Kirani memasuki mobilnya, karena hari sudah sore dan dia baru saja pulang dari kantornya. Ketika mobilnya berjalan, Kirani melihat Subirah memasuki sebuah halaman hotel. Kirani geleng-geleng kepala.

“O, di situ dia menginap? Mungkin sampai proses perceraian selesai, dan laki-laki kaya itu menikahinya? Berapa banyak uang yang harus dikeluarkannya?" gumamnya.

Kirani memacu mobilnya menuju pulang.

***

Satria sudah ada  di rumah, dan langsung mandi. Kemudian duduk di ruang makan sambil menghirup coklat susu yang dihidangkan simbok.
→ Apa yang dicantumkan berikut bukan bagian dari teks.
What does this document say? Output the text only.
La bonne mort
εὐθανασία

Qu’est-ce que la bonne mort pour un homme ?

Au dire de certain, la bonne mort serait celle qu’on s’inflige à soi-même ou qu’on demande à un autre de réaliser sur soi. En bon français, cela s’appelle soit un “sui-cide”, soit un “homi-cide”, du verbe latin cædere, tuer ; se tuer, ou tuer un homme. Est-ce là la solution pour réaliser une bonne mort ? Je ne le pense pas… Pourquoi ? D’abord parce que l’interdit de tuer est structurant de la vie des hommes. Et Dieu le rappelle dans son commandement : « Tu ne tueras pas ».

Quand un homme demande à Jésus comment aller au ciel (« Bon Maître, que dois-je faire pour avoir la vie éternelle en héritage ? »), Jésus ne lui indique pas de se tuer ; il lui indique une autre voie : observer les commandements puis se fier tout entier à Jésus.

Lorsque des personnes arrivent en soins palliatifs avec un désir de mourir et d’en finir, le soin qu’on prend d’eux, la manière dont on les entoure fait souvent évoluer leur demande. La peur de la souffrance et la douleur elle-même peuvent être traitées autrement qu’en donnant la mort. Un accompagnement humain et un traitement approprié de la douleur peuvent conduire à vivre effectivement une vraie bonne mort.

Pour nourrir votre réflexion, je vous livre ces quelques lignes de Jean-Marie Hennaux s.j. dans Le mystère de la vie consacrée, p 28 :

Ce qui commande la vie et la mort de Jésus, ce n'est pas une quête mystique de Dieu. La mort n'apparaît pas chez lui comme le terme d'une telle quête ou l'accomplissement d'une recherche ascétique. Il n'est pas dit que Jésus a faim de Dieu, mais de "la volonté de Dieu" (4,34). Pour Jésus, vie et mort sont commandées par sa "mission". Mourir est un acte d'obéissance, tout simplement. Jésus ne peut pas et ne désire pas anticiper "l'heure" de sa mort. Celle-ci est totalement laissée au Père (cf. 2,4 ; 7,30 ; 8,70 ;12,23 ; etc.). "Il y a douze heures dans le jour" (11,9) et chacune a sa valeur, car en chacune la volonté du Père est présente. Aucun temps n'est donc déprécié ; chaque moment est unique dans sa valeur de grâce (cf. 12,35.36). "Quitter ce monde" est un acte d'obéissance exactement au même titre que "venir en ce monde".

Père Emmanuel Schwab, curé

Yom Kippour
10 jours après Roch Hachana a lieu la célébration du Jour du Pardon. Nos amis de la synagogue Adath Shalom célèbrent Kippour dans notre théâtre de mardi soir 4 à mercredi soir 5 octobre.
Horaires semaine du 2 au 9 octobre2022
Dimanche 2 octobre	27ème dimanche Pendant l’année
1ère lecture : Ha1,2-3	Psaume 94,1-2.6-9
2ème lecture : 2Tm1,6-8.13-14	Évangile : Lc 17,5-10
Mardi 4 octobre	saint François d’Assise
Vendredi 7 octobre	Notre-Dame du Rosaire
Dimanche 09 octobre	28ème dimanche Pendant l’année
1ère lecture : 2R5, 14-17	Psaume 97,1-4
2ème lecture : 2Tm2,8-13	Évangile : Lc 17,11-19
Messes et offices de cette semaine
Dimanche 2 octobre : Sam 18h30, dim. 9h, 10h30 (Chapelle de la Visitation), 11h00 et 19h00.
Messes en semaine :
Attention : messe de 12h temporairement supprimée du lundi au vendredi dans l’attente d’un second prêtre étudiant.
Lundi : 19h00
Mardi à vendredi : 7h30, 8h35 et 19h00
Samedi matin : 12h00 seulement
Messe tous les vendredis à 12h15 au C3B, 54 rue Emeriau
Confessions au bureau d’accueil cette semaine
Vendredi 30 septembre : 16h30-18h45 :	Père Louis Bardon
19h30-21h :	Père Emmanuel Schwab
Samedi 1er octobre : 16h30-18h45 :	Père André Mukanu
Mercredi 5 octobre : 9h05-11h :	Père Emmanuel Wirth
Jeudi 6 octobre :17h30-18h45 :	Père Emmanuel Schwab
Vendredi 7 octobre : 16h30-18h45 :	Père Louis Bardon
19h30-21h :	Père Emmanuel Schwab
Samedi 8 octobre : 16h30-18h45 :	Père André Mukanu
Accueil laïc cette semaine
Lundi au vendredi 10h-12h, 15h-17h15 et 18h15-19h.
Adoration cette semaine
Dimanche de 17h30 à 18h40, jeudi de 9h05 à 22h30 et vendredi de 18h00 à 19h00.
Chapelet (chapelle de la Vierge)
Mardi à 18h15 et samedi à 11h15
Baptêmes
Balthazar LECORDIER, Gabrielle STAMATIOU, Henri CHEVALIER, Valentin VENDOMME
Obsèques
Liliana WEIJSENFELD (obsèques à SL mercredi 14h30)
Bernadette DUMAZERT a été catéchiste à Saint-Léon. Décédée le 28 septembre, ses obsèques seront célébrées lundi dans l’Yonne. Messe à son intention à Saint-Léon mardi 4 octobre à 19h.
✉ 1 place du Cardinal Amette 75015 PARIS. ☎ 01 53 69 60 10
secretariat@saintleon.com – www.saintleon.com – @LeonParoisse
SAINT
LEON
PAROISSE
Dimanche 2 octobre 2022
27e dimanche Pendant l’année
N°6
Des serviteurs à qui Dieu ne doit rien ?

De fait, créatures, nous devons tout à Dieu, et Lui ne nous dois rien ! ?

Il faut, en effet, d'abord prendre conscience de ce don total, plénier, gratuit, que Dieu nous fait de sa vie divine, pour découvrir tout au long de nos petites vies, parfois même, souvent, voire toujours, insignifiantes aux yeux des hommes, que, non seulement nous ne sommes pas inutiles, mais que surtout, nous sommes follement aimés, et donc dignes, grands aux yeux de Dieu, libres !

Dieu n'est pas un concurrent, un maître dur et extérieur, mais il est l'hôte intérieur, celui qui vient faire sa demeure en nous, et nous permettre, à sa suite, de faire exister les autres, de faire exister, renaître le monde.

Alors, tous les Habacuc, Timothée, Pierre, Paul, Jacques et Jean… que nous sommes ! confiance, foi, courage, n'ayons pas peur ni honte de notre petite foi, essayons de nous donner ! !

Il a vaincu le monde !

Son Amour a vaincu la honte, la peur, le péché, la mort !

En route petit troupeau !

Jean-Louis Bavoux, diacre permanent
“Tuan muda sudah rapi, mau pergi lagi?”

“Iya, Mbok. Mau ada pertemuan dengan teman-teman.”

“Bukannya setiap hari sudah pertemuan?”

“Yang ini beda. Hanya beberapa teman, mau membicarakan acara reuni bulan depan.”

“Pesta, begitu?”

“Aku harapkan seperti sebuah pesta, karena sudah bertahun-tahun tidak ketemu.”

“Oh, syukurlah. Bisa kangen-kangenan ya?”

“Simbok tahu? Aku akan nyamperin seorang gadis setelah ini.”

“Gadis? Maksudnya pacar? Simbok suka kalau tuan muda punya pacar. Apa dia cantik? Kenalin simbok dong.”

Satria tertawa.

“Kok pacar sih Mbok. Baru ketemu tadi, setelah aku lulus SMA.”

“Tapi pasti ada ‘sesuatu’ kan? Buktinya Tuan Muda cerita sambil senyum-senyum begitu. Cantikkah dia? Simbok jadi pengin tahu.”

“Simbok ngarang deh. Aku kan bilang baru ketemu tadi. Dia memang cantik, tapi sangat lugu dan sederhana. Belum bicara banyak sama dia.”

“Buktinya tuan muda mau nyamperin dia sebelum bertemu yang lain.”

“Soalnya kebetulan aku lewat rumahnya. Huuh, simbok kok kepo sih?”

“Kepo itu apa sih, Tuan?”

“Ya kayak simbok itu, pengin tahu.”

“Rahasia ya?”

“Heee, sudah, sana. Aku habisin minum ini, lalu aku mau berangkat.”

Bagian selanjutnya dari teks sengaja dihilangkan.